The book blurb reads:
'Henry Chester, a domineering and puritanical Victorian artist, is in search of the perfect model. In nine-year-old Effie he finds her. Ten years later, lovely, childlike and sedated, Effie seems like the idea wife. But something inside is about to awaken. Drawn by her lover, Mose, into a dangerous underworld of intrigue and blackmail, she meets Fanny Miller, the brothel-keeper, and her shadowy daughter, Marta - murdered ten years ago on the day of Henry's weekly visit... And as friendship becomes possession and Henry's secret past is revealed, Effie and Marta plan their revenge together.'

Now, this sounds very interesting to me, but unfortunately the blurb makes the book sound better than it is and gives most of the story to the reader at the same time. I've only quoted it to you because you're bound to read the blurb anyway.

The storyline is pretty interesting, but to me it does take a while for things to get going. The intrigue at the beginning of the novel is really nice though. We get a real sense of Henry as a character. His guilt is palpable, and we only feel sorry for him to begin with, albeit a little weirded out. The story is told well, and is confusing in such a way so that you don't really understand what is going on until she tells you.

The multiple first person narrative can be a bit tricky, but luckily each character has a specific personality so usually you can figure out how it is rather quickly. This is very effective as we really get a sense of how the characters think and feel, and know everything that is going on. Considering this is a story where three main characters are completely oblivious of one fact or another at certain times, I feel that this is a good thing.

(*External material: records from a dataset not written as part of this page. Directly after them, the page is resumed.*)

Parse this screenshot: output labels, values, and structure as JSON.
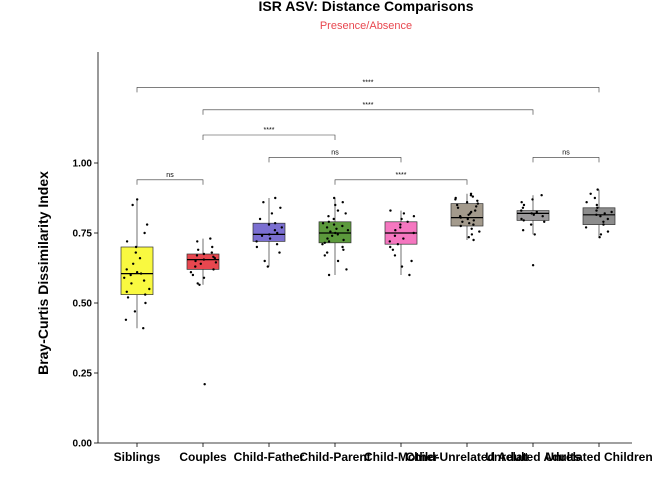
{
  "chart_data": {
    "type": "boxplot",
    "title": "ISR ASV: Distance Comparisons",
    "subtitle": "Presence/Absence",
    "subtitle_color": "#e8474f",
    "xlabel": "",
    "ylabel": "Bray-Curtis Dissimilarity Index",
    "ylim": [
      0,
      1.5
    ],
    "yticks": [
      0.0,
      0.25,
      0.5,
      0.75,
      1.0
    ],
    "ytick_labels": [
      "0.00",
      "0.25",
      "0.50",
      "0.75",
      "1.00"
    ],
    "grid": false,
    "categories": [
      "Siblings",
      "Couples",
      "Child-Father",
      "Child-Parent",
      "Child-Mother",
      "Child-Unrelated Adult",
      "Unrelated Adults",
      "Unrelated Children"
    ],
    "boxes": [
      {
        "category": "Siblings",
        "color": "#f9f940",
        "min": 0.41,
        "q1": 0.53,
        "median": 0.605,
        "q3": 0.7,
        "max": 0.87,
        "points": [
          0.41,
          0.44,
          0.47,
          0.5,
          0.52,
          0.53,
          0.54,
          0.55,
          0.57,
          0.58,
          0.59,
          0.6,
          0.605,
          0.61,
          0.62,
          0.64,
          0.66,
          0.68,
          0.7,
          0.72,
          0.75,
          0.78,
          0.85,
          0.87
        ]
      },
      {
        "category": "Couples",
        "color": "#e8474f",
        "min": 0.565,
        "q1": 0.62,
        "median": 0.655,
        "q3": 0.675,
        "max": 0.73,
        "points": [
          0.21,
          0.565,
          0.57,
          0.59,
          0.6,
          0.61,
          0.62,
          0.63,
          0.64,
          0.645,
          0.65,
          0.655,
          0.66,
          0.665,
          0.67,
          0.675,
          0.68,
          0.69,
          0.7,
          0.72,
          0.73
        ]
      },
      {
        "category": "Child-Father",
        "color": "#7b6fd1",
        "min": 0.63,
        "q1": 0.72,
        "median": 0.745,
        "q3": 0.785,
        "max": 0.875,
        "points": [
          0.63,
          0.65,
          0.68,
          0.7,
          0.71,
          0.72,
          0.73,
          0.74,
          0.745,
          0.75,
          0.76,
          0.77,
          0.78,
          0.785,
          0.8,
          0.82,
          0.84,
          0.86,
          0.875
        ]
      },
      {
        "category": "Child-Parent",
        "color": "#5c9a3c",
        "min": 0.6,
        "q1": 0.715,
        "median": 0.75,
        "q3": 0.79,
        "max": 0.875,
        "points": [
          0.6,
          0.62,
          0.65,
          0.67,
          0.68,
          0.69,
          0.7,
          0.71,
          0.715,
          0.72,
          0.725,
          0.73,
          0.74,
          0.745,
          0.75,
          0.755,
          0.76,
          0.765,
          0.77,
          0.775,
          0.78,
          0.785,
          0.79,
          0.8,
          0.81,
          0.82,
          0.83,
          0.85,
          0.86,
          0.875
        ]
      },
      {
        "category": "Child-Mother",
        "color": "#f577c0",
        "min": 0.6,
        "q1": 0.71,
        "median": 0.75,
        "q3": 0.79,
        "max": 0.83,
        "points": [
          0.6,
          0.63,
          0.65,
          0.67,
          0.69,
          0.7,
          0.71,
          0.72,
          0.73,
          0.74,
          0.75,
          0.76,
          0.77,
          0.78,
          0.79,
          0.8,
          0.81,
          0.82,
          0.83
        ]
      },
      {
        "category": "Child-Unrelated Adult",
        "color": "#a39a8c",
        "min": 0.725,
        "q1": 0.775,
        "median": 0.805,
        "q3": 0.855,
        "max": 0.89,
        "points": [
          0.725,
          0.735,
          0.745,
          0.755,
          0.765,
          0.775,
          0.78,
          0.785,
          0.79,
          0.795,
          0.8,
          0.805,
          0.81,
          0.815,
          0.82,
          0.825,
          0.83,
          0.84,
          0.845,
          0.85,
          0.855,
          0.86,
          0.865,
          0.87,
          0.875,
          0.88,
          0.885,
          0.89
        ]
      },
      {
        "category": "Unrelated Adults",
        "color": "#9c9a9c",
        "min": 0.745,
        "q1": 0.795,
        "median": 0.82,
        "q3": 0.83,
        "max": 0.885,
        "points": [
          0.635,
          0.745,
          0.76,
          0.78,
          0.79,
          0.795,
          0.8,
          0.81,
          0.815,
          0.82,
          0.825,
          0.83,
          0.84,
          0.85,
          0.86,
          0.87,
          0.885
        ]
      },
      {
        "category": "Unrelated Children",
        "color": "#8c8c8c",
        "min": 0.735,
        "q1": 0.78,
        "median": 0.815,
        "q3": 0.84,
        "max": 0.905,
        "points": [
          0.735,
          0.745,
          0.755,
          0.77,
          0.78,
          0.79,
          0.8,
          0.81,
          0.815,
          0.82,
          0.825,
          0.83,
          0.84,
          0.85,
          0.86,
          0.875,
          0.89,
          0.905
        ]
      }
    ],
    "comparisons": [
      {
        "from": "Siblings",
        "to": "Couples",
        "label": "ns",
        "y": 0.94
      },
      {
        "from": "Child-Parent",
        "to": "Child-Unrelated Adult",
        "label": "****",
        "y": 0.94
      },
      {
        "from": "Child-Father",
        "to": "Child-Mother",
        "label": "ns",
        "y": 1.02
      },
      {
        "from": "Unrelated Adults",
        "to": "Unrelated Children",
        "label": "ns",
        "y": 1.02
      },
      {
        "from": "Couples",
        "to": "Child-Parent",
        "label": "****",
        "y": 1.1
      },
      {
        "from": "Couples",
        "to": "Unrelated Adults",
        "label": "****",
        "y": 1.19
      },
      {
        "from": "Siblings",
        "to": "Unrelated Children",
        "label": "****",
        "y": 1.27
      }
    ]
  }
}
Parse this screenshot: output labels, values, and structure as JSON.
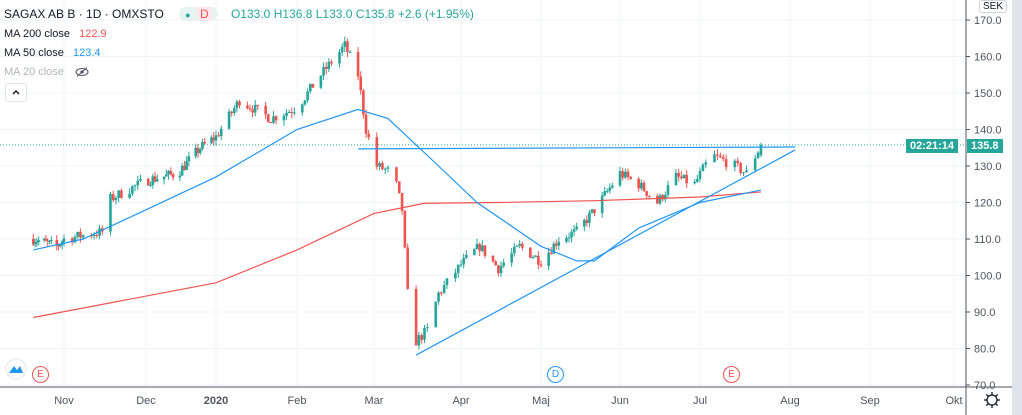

I think what Joanne Harris is good at is giving us a perfect sensory experience. At some points, I was truly a little scared. While at others I could perfectly imagine the effects of the drugs that the characters were taking.

Overall, the book is a good read, but not up to scratch with her usual work. I'd give it the benefit on the doubt, though, as it was only her second book.

Despite the fact that she is my favourite author, it's a 5 out of 10 from me.